The default `block all` takes over. SSH is blocked even though Tailscale is up.
**Fix: `pf_reload` rc.d service**
`shell-pf.sh` installs `/usr/local/etc/rc.d/pf_reload` on every instance:
```
# PROVIDE: pf_reload
# REQUIRE: tailscaled ← runs after Tailscale is up
```
This service reloads `/etc/pf.conf` after `tailscaled` starts, giving PF a
chance to resolve `tailscale0` to its real kernel index. SSH via Tailscale
then works correctly on every boot.
**Pre-installed even without Tailscale.** `pf_reload` is harmless if
`tailscaled` is not installed — the rc.d script simply has no trigger.
When the agent later installs Tailscale, the race fix is already in place.
---
## Adding Tailscale (agent's job)
When the agent installs Tailscale on a deployed instance:
1. `pkg install tailscale`
2. `sysrc tailscaled_enable="YES"`
3. `tailscale up --authkey=<key> --hostname=<name>`
4. Edit `/etc/pf.conf` — uncomment the Tailscale block:
```pf
tailscale_if="tailscale0"
pass in quick on $tailscale_if proto tcp to port 22 keep state # SSH via Tailscale
block in quick on $ext_if proto tcp to port 22 # Block public SSH
pass in quick on $tailscale_if proto tcp to port 5900 keep state # wayvnc glasspane
block in quick on $ext_if proto tcp to port 5900 # Block public VNC
pass in quick on $ext_if proto udp to port 41641 keep state # Tailscale WireGuard
pass in quick on $ext_if inet6 proto udp to port 41641 keep state # Tailscale WireGuard v6
```
5. Reload PF: `pfctl -f /etc/pf.conf`
After this, SSH and VNC on the public interface are blocked. Access is via Tailscale only.

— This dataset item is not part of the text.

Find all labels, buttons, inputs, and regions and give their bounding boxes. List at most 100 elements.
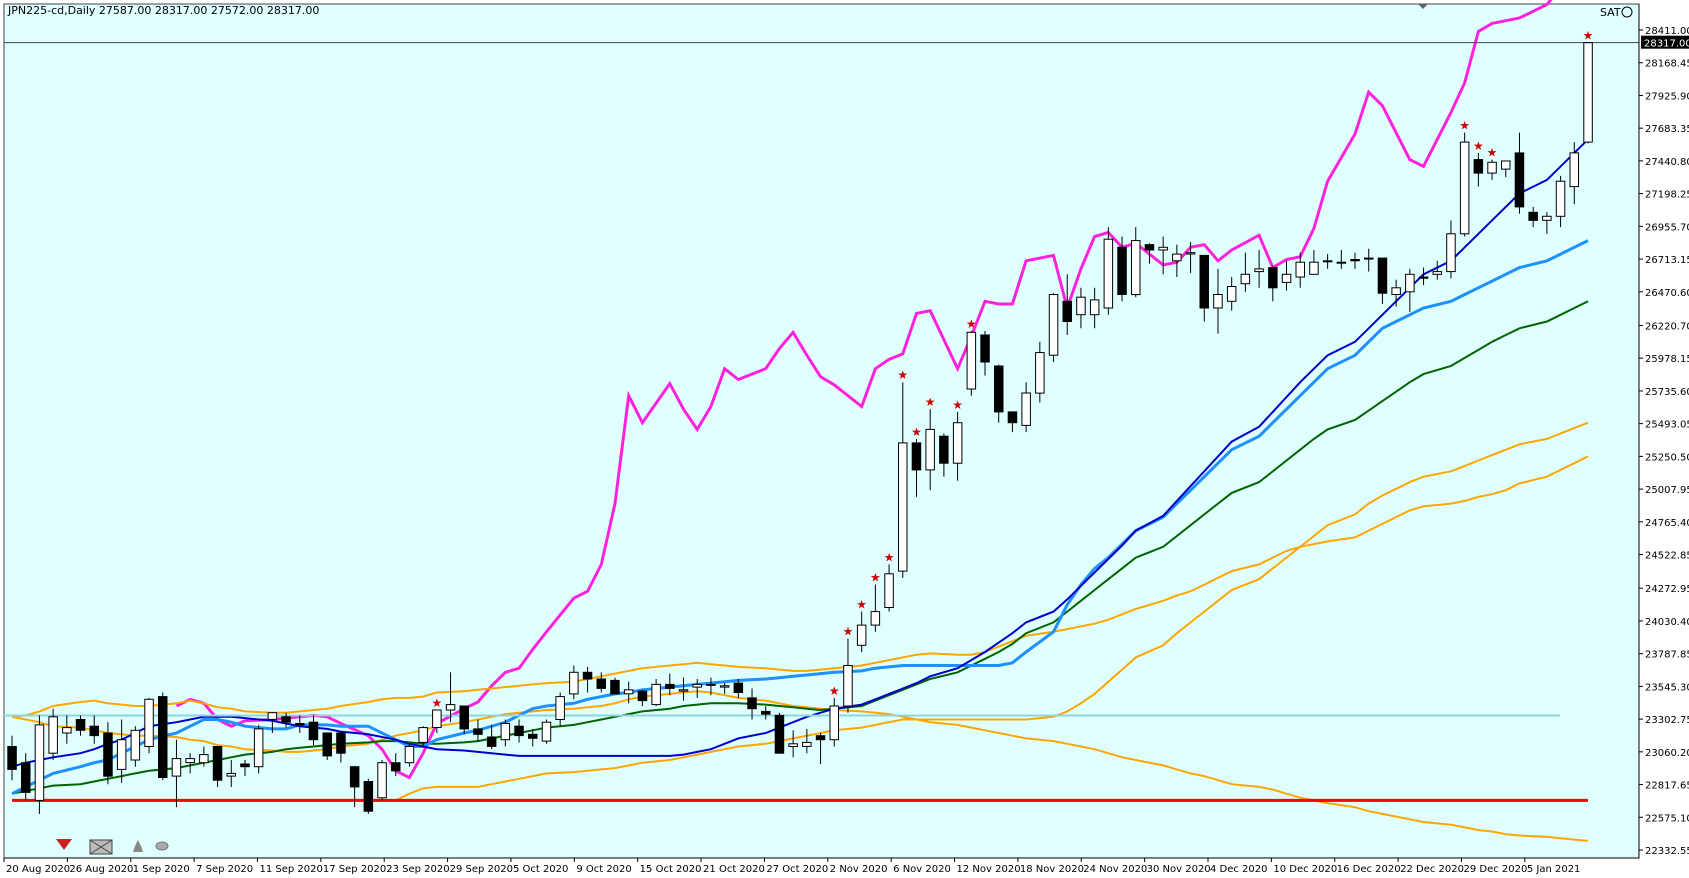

`pf_reload` (already installed) handles the cold boot race automatically.
---
## Troubleshooting SSH lockout
**Symptom:** SSH connections refused, can only access via provider console.
**Diagnosis checklist:**
```sh
# Is PF running?
pfctl -s info | head -3
# Are you blocked by bruteforce table?
pfctl -t bruteforce -T show
# Is Tailscale up (if using Tailscale SSH)?
tailscale status
# Does tailscale0 exist?
ifconfig tailscale0
# Test pf.conf loads without error
pfctl -nf /etc/pf.conf
```
**Quick recovery (from provider console):**
```sh
# Disable PF temporarily to get SSH access
service pf stop
# Diagnose, fix, then re-enable
service pf start
```
**If locked out due to Tailscale race (cold boot):**
```sh
# Re-enable PF after tailscale0 is confirmed up
tailscale status # confirm connected
pfctl -f /etc/pf.conf # reload — resolves tailscale0 index
```
---
## Ports reference
| Port | Protocol | Purpose |
| ----- | -------- | ------------------------------------------------------------------- |
| 22 | TCP | SSH (rate-limited, brute-force protected) — moves to Tailscale-only |
| 80 | TCP | HTTP — Let's Encrypt certificate renewals |
| 443 | TCP | HTTPS — agent UI |
| 5900 | TCP | VNC — wayvnc glasspane (Tailscale-only) |
| 41641 | UDP | Tailscale WireGuard (if Tailscale installed) |
All other inbound traffic is blocked by default.